The Worst Business Partner Isn’t Toxic, It’s the Comfortable One: Establishing Clear Conversations and Agreements is Key to a Business’s True Strength

Web Editor

September 24, 2025

two men in suits standing outside of a store with a sign that says cerrado on it and pointing to the

Introduction

When embarking on a new entrepreneurial journey, the first instinct is not usually to seek capital. Instead, one looks for companionship; someone who provides confidence and security, making you feel less alone amidst uncertainty. This author has personally experienced this, associating with partners in three separate ventures, each leaving distinct scars. Over time, the author learned that associating isn’t the issue—it’s how you choose partners and your willingness to set boundaries before they become necessary.

A Tale of Misaligned Partnership

Recently, I heard a story that perfectly illustrates this overlooked aspect. It wasn’t a tale of villains or blatant betrayals, but rather one where no one did anything terrible, yet the outcome was disappointing.

Laura wanted to start a business. She had the idea, motivation, and understandable fear. Instead of seeking investors, she sought allies: her prima Andrea, with whom she shared a lifelong history, and Martín, her enthusiastic university friend. They joined not for a shared vision but due to their personal connections.

The plan was simple: a specialty coffee shop with a great location and relaxed atmosphere. Andrea managed operations, while another person handled finances and contracts. Martín, the motivational partner, was always brimming with ideas but rarely followed through on them.

Initially, everything seemed to work. There were long lines on Fridays, positive feedback, and energetic meetings. However, cracks began to show as time passed. The operator was exhausted, the financier distrustful, and the enthusiast talked about opening branches without showing up on time.

What went wrong? There were no shouting matches or outright treachery. Instead, there was a slow and constant wear and tear until one day they realized the business wouldn’t continue. Not because it failed, but because they couldn’t work together.

This is what hurts the most when the problem isn’t the product, rent, or clients—it’s who you chose to partner with.

Lessons Learned and Preventive Measures

Based on this story and my own experiences, I developed a simple yet honest exercise to avoid business divorces before they begin. Here are the key checks:

1. Worst-case scenario format

Have each potential partner write separately about what would happen if the business failed. This includes scenarios like wanting to exit, laying off someone close, not having enough funds, or putting in more effort than others. Comparing responses; if discussing these situations causes tension, the problem already exists.

2. Time, role, and performance

Ask each partner to note weekly hours dedicated, specific tasks, and performance measurement. If someone hesitates, laughs off the question, or provides vague answers, it’s better to part ways now rather than risk losing the business later.

3. Emotional contract

Before signing any formal agreement, each partner should write individually what they hope to gain and what they’re willing to lose.
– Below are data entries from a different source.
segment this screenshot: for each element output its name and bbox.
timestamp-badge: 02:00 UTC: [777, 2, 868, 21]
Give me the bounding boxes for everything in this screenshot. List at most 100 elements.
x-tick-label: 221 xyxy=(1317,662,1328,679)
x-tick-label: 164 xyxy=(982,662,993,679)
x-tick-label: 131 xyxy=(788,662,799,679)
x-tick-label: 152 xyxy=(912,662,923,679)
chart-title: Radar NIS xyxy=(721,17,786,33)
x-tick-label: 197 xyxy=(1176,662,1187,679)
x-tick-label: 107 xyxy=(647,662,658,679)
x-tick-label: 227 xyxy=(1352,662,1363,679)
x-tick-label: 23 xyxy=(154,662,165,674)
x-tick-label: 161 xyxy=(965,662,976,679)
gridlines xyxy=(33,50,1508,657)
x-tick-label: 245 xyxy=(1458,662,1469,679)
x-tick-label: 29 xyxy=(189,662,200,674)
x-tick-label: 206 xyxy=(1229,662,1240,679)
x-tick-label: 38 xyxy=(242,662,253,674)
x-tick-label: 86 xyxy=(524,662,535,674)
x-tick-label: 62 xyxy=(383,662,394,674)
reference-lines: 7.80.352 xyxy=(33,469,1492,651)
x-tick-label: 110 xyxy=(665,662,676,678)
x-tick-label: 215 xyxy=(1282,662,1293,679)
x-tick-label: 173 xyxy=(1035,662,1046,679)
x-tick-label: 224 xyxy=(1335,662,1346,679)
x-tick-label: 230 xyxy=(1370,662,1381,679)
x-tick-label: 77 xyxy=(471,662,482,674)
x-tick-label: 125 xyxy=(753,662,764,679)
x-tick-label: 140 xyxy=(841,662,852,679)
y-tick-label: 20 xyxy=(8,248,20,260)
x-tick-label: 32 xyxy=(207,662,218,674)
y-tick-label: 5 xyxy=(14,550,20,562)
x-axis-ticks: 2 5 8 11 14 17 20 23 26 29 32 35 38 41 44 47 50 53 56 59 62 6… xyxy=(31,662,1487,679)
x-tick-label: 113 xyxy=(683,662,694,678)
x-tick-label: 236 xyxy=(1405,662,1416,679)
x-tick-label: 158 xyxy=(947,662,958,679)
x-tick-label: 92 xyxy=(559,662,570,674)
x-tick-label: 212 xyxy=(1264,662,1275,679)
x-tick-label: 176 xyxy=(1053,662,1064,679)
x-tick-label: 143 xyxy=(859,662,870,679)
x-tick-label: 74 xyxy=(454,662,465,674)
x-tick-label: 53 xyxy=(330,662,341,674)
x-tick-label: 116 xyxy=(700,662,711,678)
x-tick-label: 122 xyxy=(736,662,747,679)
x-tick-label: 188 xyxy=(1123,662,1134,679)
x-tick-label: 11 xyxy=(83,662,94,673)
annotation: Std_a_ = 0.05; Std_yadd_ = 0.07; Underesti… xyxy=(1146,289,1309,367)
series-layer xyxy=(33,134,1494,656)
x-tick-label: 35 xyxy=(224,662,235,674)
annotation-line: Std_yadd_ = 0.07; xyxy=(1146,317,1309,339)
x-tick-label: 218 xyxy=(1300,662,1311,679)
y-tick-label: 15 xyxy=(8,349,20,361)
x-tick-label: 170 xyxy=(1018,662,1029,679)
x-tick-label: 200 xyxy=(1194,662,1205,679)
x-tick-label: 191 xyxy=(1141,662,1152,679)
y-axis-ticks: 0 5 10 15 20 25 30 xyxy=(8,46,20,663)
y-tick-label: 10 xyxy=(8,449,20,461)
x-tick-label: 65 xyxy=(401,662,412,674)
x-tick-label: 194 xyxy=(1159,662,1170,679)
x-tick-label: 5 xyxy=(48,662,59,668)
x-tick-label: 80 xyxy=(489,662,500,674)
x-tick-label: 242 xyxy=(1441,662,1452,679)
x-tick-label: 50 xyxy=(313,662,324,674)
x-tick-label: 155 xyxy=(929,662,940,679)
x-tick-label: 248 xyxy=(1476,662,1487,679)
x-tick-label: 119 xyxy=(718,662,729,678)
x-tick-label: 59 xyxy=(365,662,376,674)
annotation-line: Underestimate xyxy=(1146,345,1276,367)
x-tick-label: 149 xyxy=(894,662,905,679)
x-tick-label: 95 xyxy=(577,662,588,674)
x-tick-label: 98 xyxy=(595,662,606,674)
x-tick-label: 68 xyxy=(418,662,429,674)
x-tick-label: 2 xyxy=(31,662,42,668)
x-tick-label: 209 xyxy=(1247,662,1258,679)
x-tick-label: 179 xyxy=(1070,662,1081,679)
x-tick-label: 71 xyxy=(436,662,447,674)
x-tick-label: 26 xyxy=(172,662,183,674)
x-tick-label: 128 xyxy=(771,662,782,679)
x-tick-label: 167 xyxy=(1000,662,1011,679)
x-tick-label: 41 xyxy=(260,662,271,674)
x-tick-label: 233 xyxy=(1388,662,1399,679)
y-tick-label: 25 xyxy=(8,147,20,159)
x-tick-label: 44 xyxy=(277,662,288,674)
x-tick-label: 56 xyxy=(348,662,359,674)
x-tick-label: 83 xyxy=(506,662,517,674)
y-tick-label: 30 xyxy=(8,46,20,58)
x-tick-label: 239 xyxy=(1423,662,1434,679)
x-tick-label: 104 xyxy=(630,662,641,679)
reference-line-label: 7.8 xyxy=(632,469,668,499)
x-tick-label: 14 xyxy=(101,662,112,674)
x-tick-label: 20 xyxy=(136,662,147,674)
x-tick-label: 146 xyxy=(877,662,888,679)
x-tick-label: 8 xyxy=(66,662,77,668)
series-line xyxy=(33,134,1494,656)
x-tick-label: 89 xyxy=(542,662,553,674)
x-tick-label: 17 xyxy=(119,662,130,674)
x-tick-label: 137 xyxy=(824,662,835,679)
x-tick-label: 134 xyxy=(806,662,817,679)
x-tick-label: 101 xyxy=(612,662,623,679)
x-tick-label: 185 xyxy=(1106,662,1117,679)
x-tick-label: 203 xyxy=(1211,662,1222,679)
This isn’t a legal contract but an emotional one. Those who don’t take this exercise seriously won’t take potential challenges and responsibilities seriously either.

Remember, partnering in a business is more intimate than marriage. You share not only ideas but also risks, decisions, and reputation. If you can’t imagine a healthy “divorce” with that person, don’t enter the business partnership in the first place.

Key Questions and Answers

  • Q: Why are clear conversations and agreements crucial in a business partnership? A: Clear conversations and agreements establish the foundation for a strong business, ensuring all parties understand their roles, responsibilities, and expectations.
  • Q: What are some red flags to watch out for when choosing a business partner? A: Red flags include reluctance to discuss worst-case scenarios, vague or inconsistent answers regarding time commitment and performance expectations, and an inability to envision a healthy partnership dissolution.
  • Q: How can one prepare for potential conflicts in a business partnership? A: By conducting a worst-case scenario exercise, outlining time commitments and performance expectations, and creating an emotional contract, partners can better anticipate and navigate conflicts.